# Covariance structures

When fitting simple models (as in many examples of univariate
analysis one needs to specify only the model equation (the
bit that looks like `y ~ mu...`

) but nothing about the covariances that
complete the model specification. This is because asreml assumes that, in
absence of any additional information, the covariance structure is the product
of a scalar (a variance component) by a design matrix. For example, the
residual covariance matrix in simple examples is **R** = **I**
σ_{e}^{2}, or the additive genetic variance matrix is
**G** = **A** σ_{a}^{2} (where **A** is the numerator
relationship matrix).

However, there are several situations when the analysis require a more complex
covariance structure, usually a direct sum or direct product of two or more
matrices. For example, an analysis of data from several sites might consider
different error variances for each site, that is **R** = Σd
**R**_{i}, where Σd represents a direct sum (see any matrix
algebra book for an explanation) and **R**_{i} is the residual matrix
for site *i*.

Other example of a more complex covariance structure is a multivariate
analysis in one site, where both the residual and additive genetic covariance
matrices are constructed as the product of two matrices. For example, **R** =
**I** * **R**_{0}, where **I** is an identity matrix of size number of
observations, * is the direct product operation (do not confuse with a plain
matrix multiplication) and **R**_{0} is the error covariance matrix
for the traits involved in the analysis. Similarly, **G** = **A** *
**G**_{0} where all the matrices are as previously defined and
**G**_{0} is the additive covariance matrix for the traits.

You will see that asreml’s (and asreml-r’s) notation for this type of analysis
closely resembles matrix notation. asreml-r supports a large number of
covariance structures (and I will present only a few of them), which are
particularly useful for longitudinal and spatial analysis. The structures are
easier to understand (at least for me) if we express a covariance matrix
(**M**) as the product of a correlation matrix (**C**) pre- and postmultiplied
by a diagonal matrix (**D**) containing standard deviations for each of the
traits. That is:

| v11 c12 c13 c14 | | 1 r12 r13 r14 | | c21 v22 c23 c24 | | r21 1 r23 r24 | M = | c31 c32 v33 c34 | C = | r31 r32 1 r34 | | c41 c42 c43 v44 | | r41 r42 r43 1 | | s11 0 0 0 | | 0 s22 0 0 | D = | 0 0 s33 0 | | 0 0 0 s44 | M = D*C*D

where the v are variances, the r correlations and the s standard deviations.
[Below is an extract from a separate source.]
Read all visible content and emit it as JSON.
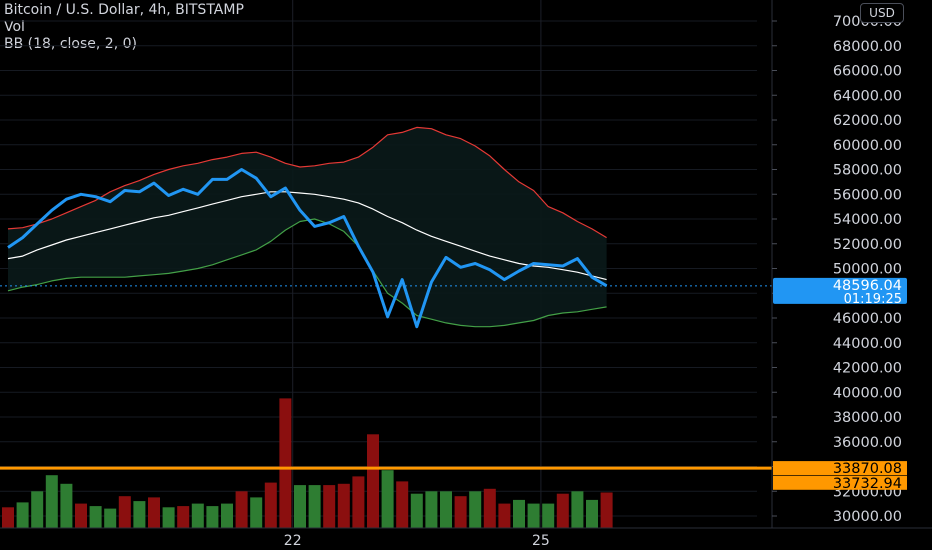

If we do not impose any restriction on **M**, apart from being positive (p.d.)
definite, we are talking about an unstructured matrix (US in asreml parlance).
Thus, **M** or **C** can take any value (as long as it is p.d.) as is usual
when analyzing multiple trait problems.

There are cases when the order of assessment or the spatial location of the
experimental units create patterns of variation, which are reflected by the
covariance matrix. For example, the breeding value of an individual *i*
observed at time *j* (a_{ij}) is a function of genes involved in
expression at time j - k (a_{ij-k}), plus the effect of genes acting
in the new measurement (α_{j}), which are considered independent
of the past measurement a_{ij} = ρ_{jk} a_{ij-k} +
α_{j}, where ρ_{jk} is the additive genetic
correlation between measures j and k.

Rather than using a different correlation for each pair of ages, it is
possible to postulate mechanisms which model the correlations. For example, an
autoregressive model (AR in asreml lingo), where the correlation between
measurements j and k is r^{|j-k|}. In this model **M** = **D** *
**C**_{AR}* **D**, where **C**_{AR} (for equally spaced
assessments) is:

| 1 r^1 r^2 r^3 | | r^1 1 r^1 r^2 | C_AR = | r^2 r^1 1 r^1 | | r^3 r^2 r^1 1 |

A model including this structure will certainly be more parsimonious (economic on terms of number of parameters) than one using an unstructured approach. Looking at the previous pattern it is a lot easier to understand why they are called ‘structures’. A similar situation is considered in spatial analysis, where the ‘independent errors’ assumption of typical analyses is relaxed. A common spatial model will consider the presence of autocorrelated residuals in both directions (rows and columns). Here the level of autocorrelation will depend on distance between trees rather than on time.

Another structure, based on random regressions, is explained in the longitudinal analysis section of the cookbook. Asreml allows fitting many more different structures, so see variance model specification in the manual for more details.